From my own work experience bidding on contracts in a totally unrelated industry, etc, there's three ways you do it.
There's the way you bid for a contract when you're desperate for any new business, so you don't just underbid, you lowball so hard they wonder when you'll put down the crack pipe while offering the sun, moon, and everything in between and acting with minimal regard for how you'll actually be able to carry out the contract. It's the "meh, we'll figure everything out once we win" method.
Then there's the way you bid when you're a comfortably established player, with a name, a reputation, and the means to carry out the contract. You submit a strong proposal, with an appropriate pricetag, and you let your reputation do the rest. This is how BBD bid on the 1800s, just as Hawker/UTDC bid in the 80's, as well as how CAF and Siemens bid on their respective recent car deals.

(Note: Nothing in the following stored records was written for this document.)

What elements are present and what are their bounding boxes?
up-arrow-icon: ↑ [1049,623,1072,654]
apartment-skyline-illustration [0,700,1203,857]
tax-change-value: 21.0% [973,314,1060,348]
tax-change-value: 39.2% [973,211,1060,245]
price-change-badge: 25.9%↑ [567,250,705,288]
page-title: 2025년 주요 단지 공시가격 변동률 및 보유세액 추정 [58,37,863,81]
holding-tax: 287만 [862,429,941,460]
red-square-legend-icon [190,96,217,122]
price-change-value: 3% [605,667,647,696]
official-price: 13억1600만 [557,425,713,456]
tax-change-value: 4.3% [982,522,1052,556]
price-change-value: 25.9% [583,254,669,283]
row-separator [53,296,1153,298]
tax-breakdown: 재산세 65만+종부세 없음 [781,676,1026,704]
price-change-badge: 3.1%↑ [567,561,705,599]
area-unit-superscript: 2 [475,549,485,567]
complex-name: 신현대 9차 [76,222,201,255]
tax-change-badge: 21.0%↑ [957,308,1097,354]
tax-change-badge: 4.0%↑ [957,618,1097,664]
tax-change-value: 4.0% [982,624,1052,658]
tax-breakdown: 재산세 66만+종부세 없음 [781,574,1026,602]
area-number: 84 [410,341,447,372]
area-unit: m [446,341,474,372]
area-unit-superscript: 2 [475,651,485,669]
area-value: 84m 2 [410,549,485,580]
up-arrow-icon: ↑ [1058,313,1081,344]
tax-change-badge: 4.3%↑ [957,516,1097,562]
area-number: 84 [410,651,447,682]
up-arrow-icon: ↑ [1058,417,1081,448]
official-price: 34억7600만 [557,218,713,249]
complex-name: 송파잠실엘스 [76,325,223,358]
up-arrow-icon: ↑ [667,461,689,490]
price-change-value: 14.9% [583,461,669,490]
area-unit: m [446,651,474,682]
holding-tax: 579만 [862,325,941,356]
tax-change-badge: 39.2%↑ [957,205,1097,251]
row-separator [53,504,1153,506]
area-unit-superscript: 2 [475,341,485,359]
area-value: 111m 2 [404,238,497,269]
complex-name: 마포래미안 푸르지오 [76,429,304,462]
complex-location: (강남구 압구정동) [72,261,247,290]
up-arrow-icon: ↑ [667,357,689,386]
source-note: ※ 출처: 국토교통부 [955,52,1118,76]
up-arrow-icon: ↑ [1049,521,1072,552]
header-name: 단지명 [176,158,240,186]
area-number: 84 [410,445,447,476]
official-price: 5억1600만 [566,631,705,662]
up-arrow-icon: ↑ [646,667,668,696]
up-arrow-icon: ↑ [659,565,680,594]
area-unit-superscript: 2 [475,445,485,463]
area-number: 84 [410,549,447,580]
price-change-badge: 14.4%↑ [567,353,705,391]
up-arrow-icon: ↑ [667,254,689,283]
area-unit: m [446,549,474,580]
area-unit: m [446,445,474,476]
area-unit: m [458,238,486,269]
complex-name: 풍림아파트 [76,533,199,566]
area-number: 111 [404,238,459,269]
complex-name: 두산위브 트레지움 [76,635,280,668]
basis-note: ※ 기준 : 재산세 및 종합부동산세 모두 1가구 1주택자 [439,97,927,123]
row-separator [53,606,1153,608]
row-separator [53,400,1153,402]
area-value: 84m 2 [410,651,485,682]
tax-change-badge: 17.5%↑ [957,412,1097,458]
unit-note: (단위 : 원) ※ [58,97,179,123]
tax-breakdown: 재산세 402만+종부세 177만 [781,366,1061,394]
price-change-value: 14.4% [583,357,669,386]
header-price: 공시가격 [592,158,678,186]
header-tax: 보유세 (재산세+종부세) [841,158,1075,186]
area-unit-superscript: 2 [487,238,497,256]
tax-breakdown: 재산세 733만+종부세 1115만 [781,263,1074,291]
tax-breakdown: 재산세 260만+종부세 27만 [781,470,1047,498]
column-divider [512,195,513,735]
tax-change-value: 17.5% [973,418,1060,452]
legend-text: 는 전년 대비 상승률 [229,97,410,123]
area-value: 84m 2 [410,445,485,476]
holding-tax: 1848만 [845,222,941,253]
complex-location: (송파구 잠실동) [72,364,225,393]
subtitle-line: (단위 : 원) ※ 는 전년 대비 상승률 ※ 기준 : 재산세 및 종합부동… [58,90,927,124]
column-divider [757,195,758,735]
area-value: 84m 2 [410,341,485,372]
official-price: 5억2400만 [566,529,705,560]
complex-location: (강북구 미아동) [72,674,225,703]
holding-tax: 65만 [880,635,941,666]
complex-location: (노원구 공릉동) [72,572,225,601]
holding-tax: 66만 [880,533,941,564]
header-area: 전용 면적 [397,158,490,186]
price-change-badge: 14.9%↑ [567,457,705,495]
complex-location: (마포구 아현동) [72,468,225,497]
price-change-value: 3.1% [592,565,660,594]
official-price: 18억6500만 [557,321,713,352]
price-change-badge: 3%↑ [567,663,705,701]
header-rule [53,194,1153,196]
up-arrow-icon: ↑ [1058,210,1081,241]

Finally, there's the way you bid when you see the RFP and realize either that the game is stacked against you, or that the client has thoroughly unreasonable expectations of you, or usually both. So you highball, and submit a bid that you almost plan to be non-competitive from the get-go, because you don't really want to win, but you don't want to make it look like you don't care either. If, by chance, the client chooses your bid somehow, you've priced your bid to allow for their unreasonable demands so you'll be able to meet the requirements and still make money doing so.
Rotem played the first gameplan, between the Philly factory, the pricing, etc, and we all saw how that played out for SEPTA and the T. CNR played that game so hard that they made even Rotem look like they didn't care about winning, so we can only speculate on how the CNR bid will pan out. Past experience doesn't leave things looking too promising though.
But I think that it's also equally important to look at how ALL of the "big 4" of Alstom, BBD, Siemens, and Kawasaki choose to bid on the T's RFP. They all pretty clearly submitted those "tell the client to pound sand without being too overt about it" bids, highballing the state on purpose so that if in the unlikely event that they were chosen, they'd have the extra money to deal with the headaches of the state's bid requirements with new factories, etc.
I think that it's very telling how the key bidders chose to deal with the T's requirements in the way that they did, and it speaks volumes about just how ridiculous Deval's bid requirements were, especially for an order that numbers-wise is a drop in the bucket compared to what WMATA/MTA/CTA/TTC/Montreal all order.